Civil actions by Commission; jurisdiction; allegations;
injunctive or other relief. The Commission is authorized to bring an action
in the proper district court of the United States, or in the United States
court of any territory or other place subject to the jurisdiction of the United
States, alleging that a person serving or acting in one or more of the following
capacities has engaged within five years of the commencement of the action
or is about to engage in any act or practice constituting a breach of fiduciary
duty involving personal misconduct in respect of any registered investment
company for which such person so serves or acts--
as officer, director, member of any advisory board,
investment adviser, or depositor; or
as principal underwriter, if such registered company
is an open-end company, unit investment trust, or face-amount certificate
company.
If such allegations are established, the court may enjoin such persons from
acting in any or all such capacities either permanently or temporarily and
award such injunctive or other relief against such person as may be reasonable
and appropriate in the circumstances, having due regard to the protection
of investors and to the effectuation of the policies declared in section 1(b)

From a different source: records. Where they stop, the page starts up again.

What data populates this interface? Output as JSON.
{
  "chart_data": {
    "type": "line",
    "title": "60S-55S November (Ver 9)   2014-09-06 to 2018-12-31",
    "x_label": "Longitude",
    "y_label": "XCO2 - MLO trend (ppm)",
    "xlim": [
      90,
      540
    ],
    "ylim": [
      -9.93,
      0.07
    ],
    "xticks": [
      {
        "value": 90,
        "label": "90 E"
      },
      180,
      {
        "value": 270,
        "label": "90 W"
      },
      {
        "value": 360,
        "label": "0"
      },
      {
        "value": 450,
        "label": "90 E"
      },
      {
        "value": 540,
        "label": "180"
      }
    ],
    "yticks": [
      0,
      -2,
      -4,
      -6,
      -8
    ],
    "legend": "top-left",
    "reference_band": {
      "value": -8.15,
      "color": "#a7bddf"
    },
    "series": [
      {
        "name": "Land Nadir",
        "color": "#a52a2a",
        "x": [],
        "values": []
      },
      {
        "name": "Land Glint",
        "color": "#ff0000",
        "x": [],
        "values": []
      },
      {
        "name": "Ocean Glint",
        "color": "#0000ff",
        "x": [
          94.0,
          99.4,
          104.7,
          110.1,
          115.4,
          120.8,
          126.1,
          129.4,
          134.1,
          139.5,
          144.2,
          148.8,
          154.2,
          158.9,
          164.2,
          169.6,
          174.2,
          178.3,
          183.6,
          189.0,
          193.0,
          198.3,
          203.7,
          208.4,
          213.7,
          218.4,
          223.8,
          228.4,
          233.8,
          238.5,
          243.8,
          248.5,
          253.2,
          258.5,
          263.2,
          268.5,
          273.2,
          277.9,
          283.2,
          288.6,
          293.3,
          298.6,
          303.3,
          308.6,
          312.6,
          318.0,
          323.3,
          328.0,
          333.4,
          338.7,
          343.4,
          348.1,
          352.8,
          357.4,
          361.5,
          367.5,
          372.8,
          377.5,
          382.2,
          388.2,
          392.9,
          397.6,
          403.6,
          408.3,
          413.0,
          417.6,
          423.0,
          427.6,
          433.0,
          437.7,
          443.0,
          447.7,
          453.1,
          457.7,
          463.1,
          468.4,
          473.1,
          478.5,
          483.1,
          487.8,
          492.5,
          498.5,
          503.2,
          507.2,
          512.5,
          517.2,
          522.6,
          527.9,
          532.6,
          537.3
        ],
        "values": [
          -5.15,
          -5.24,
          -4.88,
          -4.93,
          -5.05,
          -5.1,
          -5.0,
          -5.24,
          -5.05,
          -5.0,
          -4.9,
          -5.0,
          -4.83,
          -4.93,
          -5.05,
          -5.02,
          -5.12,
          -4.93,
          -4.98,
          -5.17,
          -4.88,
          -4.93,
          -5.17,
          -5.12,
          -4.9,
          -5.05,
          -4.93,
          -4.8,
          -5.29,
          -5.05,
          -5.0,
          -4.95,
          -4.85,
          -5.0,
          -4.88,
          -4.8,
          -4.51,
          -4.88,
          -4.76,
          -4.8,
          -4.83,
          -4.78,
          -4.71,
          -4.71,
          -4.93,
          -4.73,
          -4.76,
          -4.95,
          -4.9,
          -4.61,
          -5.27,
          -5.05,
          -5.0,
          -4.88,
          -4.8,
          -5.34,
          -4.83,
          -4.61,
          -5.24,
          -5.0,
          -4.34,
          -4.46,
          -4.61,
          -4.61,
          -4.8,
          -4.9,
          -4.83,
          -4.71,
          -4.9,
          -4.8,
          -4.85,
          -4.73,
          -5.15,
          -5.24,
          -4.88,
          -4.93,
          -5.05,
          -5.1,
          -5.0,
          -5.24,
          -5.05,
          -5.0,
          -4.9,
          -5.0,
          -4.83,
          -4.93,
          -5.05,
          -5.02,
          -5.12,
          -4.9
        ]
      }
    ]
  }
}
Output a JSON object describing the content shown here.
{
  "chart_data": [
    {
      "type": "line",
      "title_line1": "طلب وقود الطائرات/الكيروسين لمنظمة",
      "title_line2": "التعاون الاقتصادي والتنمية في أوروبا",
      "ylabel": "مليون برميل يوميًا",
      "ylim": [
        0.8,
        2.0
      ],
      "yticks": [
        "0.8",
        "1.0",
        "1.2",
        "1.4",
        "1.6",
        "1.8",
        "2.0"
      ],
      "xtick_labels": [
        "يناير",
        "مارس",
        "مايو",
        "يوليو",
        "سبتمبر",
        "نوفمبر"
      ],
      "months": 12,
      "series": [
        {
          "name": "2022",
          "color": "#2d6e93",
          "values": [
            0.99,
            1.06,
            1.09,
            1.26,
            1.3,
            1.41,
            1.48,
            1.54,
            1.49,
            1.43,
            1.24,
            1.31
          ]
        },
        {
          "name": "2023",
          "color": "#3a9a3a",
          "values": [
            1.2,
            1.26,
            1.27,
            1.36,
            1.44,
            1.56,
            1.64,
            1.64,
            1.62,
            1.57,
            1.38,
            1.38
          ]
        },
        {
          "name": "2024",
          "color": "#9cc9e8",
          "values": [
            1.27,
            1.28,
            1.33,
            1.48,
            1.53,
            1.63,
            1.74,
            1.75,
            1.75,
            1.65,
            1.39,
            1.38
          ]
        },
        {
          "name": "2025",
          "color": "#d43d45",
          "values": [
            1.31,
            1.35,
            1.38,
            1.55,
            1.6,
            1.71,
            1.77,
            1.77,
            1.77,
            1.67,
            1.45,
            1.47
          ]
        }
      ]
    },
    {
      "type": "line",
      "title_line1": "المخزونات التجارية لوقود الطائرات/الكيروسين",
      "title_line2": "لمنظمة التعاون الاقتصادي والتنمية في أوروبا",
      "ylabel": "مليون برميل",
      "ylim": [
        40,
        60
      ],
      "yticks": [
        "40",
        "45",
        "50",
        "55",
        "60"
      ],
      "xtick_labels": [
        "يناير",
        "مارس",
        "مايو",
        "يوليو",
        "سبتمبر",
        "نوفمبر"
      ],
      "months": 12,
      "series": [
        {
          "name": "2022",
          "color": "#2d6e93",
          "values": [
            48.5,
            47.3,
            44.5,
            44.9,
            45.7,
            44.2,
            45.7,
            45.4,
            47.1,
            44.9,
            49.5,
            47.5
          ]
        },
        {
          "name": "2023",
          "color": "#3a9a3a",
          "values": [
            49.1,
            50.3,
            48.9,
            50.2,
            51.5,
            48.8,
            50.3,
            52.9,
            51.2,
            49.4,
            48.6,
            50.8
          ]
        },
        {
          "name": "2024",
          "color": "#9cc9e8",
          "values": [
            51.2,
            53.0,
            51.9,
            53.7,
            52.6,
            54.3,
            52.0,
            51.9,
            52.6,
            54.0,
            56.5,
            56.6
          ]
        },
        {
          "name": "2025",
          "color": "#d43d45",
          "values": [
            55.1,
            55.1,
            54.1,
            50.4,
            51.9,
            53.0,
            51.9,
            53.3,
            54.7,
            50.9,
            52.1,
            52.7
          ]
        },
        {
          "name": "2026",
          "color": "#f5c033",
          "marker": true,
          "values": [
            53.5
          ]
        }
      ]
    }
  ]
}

of this title [15 USCS § 80a-1(b)].
Compensation or payments as basis of fiduciary duty; civil
actions by Commission or security holder; burden of proof; judicial consideration
of director or shareholder approval; persons liable; extent of liability;
exempted transactions; jurisdiction; finding restriction. For the purposes
of this subsection, the investment adviser of a registered investment company
shall be deemed to have a fiduciary duty with respect to the receipt of compensation
for services, or of payments of a material nature, paid by such registered
investment company, or by the security holders thereof, to such investment
adviser or any affiliated person of such investment adviser. An action may
be brought under this subsection by the Commission, or by a security holder
of such registered investment company on behalf of such company, against such
investment adviser, or any affiliated person of such investment adviser, or
any other person enumerated in subsection (a) of this section who has a fiduciary
duty concerning such compensation or payments, for breach of fiduciary duty
in respect of such compensation or payments paid by such registered investment
company or by the security holders thereof to such investment adviser or person.
With respect to any such action the following provisions shall apply:
It shall not be necessary to allege or prove that
any defendant engaged in personal misconduct, and the plaintiff shall
have the burden of proving a breach of fiduciary duty.
In any such action approval by the board of directors
of such investment company of such compensation or payments, or of contracts
or other arrangements providing for such compensation or payments, and
ratification or approval of such compensation or payments, or of contracts
or other arrangements providing for such compensation or payments, by
the shareholders of such investment company, shall be given such consideration
by the court as is deemed appropriate under all the circumstances.
No such action shall be brought or maintained against
any person other than the recipient of such compensation or payments,
and no damages or other relief shall be granted against any person other
than the recipient of such compensation or payments. No award of damages
shall be recoverable for any period prior to one year before the action
was instituted. Any award of damages against such recipient shall be limited
to the actual damages resulting from the breach of fiduciary duty and
shall in no event exceed the amount of compensation or payments received
from such investment company, or the security holders thereof, by such
recipient.
This subsection shall not apply to compensation or
payments made in connection with transactions subject to section 17 of
this title [15 USCS § 80a-17], or rules, regulations, or orders thereunder,
or to sales loads for the acquisition of any security issued by a registered
investment company.
Any action pursuant to this subsection may be brought
only in an appropriate district court of the United States.
No finding by a court with respect to a breach of
fiduciary duty under this subsection shall be made a basis (A) for a finding
of a violation of this title for the purposes of sections 9 and 49 of
this title [15 USCS § § 80a-9, 80a-48], section 15 of the Securities Exchange
Act of 1934 [15 USCS § 78o], or section 203 of title II of this Act [15
USCS § 80b-3], or (B) for an injunction to prohibit any person from serving
in any of the capacities enumerated in subsection (a) of this section.
Corporate or other trustees performing functions of investment
advisers. For the purposes of subsections (a) and (b) of this section, the
term "investment adviser" includes a corporate or other trustee performing
the functions of an investment adviser.